Иначе обстоит дело в эпохи подъема еще сравнительно слабого или уже ослабевающего: тогда участие в таких учреждениях полезно для партии. Существующее массовое возбуждение, хотя и недостаточно сильное для открытой борьбы, дает партии возможность с успехом и с пользой вести избирательную кампанию, создать парламентское представительство, достойное партии, способное реально помочь ее организационной и агитационной работе, и – что особенно важно – дает возможность сохранить связь этого представительства с массами и влияние на него партии. Таково было значение участия во II Думе.
При острой и усиливающейся реакции все это опять-таки изменяется. Партия не может тогда провести крупной и яркой избирательной кампании, не может получить достойного себя парламентского представительства.
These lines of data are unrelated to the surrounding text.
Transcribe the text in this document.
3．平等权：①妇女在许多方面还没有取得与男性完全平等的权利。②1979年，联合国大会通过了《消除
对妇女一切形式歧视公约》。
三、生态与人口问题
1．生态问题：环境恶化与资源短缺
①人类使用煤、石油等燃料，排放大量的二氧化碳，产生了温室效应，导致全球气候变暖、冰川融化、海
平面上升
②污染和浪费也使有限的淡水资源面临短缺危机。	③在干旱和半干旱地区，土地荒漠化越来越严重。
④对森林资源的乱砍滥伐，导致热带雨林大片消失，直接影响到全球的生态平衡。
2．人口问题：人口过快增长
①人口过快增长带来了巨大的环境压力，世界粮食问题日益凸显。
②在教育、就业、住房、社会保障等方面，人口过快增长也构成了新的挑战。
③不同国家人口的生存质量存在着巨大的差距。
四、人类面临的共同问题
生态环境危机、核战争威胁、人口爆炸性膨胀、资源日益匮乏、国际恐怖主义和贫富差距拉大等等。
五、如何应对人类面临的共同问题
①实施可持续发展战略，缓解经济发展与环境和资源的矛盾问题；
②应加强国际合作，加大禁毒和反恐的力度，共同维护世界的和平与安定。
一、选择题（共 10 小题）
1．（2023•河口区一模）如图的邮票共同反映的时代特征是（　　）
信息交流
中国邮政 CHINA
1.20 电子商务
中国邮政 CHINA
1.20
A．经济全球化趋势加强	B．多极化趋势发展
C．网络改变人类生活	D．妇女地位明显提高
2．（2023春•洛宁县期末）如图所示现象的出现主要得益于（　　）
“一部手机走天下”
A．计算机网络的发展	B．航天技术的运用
Механическая сила реакции разрывает связь уже создавшейся партийной фракции с массами и страшно затрудняет влияние на нее партии, а это приводит к неспособности такого представительства вести достаточно широкую и глубокую организационно-пропагандистскую работу в интересах партии. При ослаблении же самой партии не исключается даже опасность вырождения фракции, ее уклонения от основного пути социал-демократии. Словом, вопрос о самой полезности участия в псевдопарламентском учреждении становится тогда сомнительным и спорным, и ни в каком случае думская работа не может тогда представлять первостепенной и основной важности в партийной жизни, ни в коем случае не должна получать в ней преобладающего и определяющего значения. Такие выводы навязываются всей историей участия нашей партии в III Думе до настоящего времени.
Правильное и полное усвоение всех указанных выводов было для партийных политиков отнюдь не легкой задачей. После двух лет деятельности на широкой, открытой политической арене надо было на неопределенное время отказаться даже от мысли о подобной арене; надо было менять весь характер работы, сосредоточивать внимание и силы на том, что до сих пор было наиболее в тени, придавать наименьшее значение тому, что было, а внешним образом и теперь еще отчасти остается, наиболее на виду. Консерватизм сложившихся политических привычек помешал некоторым, – а в том числе даже очень талантливым политикам нашей фракции, – последовательно применить большевистские принципы к новому положению вещей, – и возникла та идейная путаница, которая в данный момент нашла свое завершение в беззаконном разрушении единства большевистской фракции волею ее исполнительного органа – расширенной редакции «Пролетария».
Исходным пунктом раскольных действий послужил «думский» вопрос. Социал-демократическая фракция в III Думе осталась единственным учреждением нашей партии, которое напоминает об открытой и широкой политической работе предыдущего периода и, тем самым, политиков, упорно мечтающих о такой работе в настоящем, вводит в соблазн считать таковой третье-думскую работу, видеть в ней то, чем она отнюдь не является, – главное поле партийной деятельности, центральный пункт партийной жизни. Эта своеобразная политическая иллюзия все сильнее овладевала руководящим большинством нашего идейного центра и резко отразилась сначала на его борьбе с «отзовизмом» и «ультиматизмом», а затем и на всем вообще ведении официально большевистского органа «Пролетарий».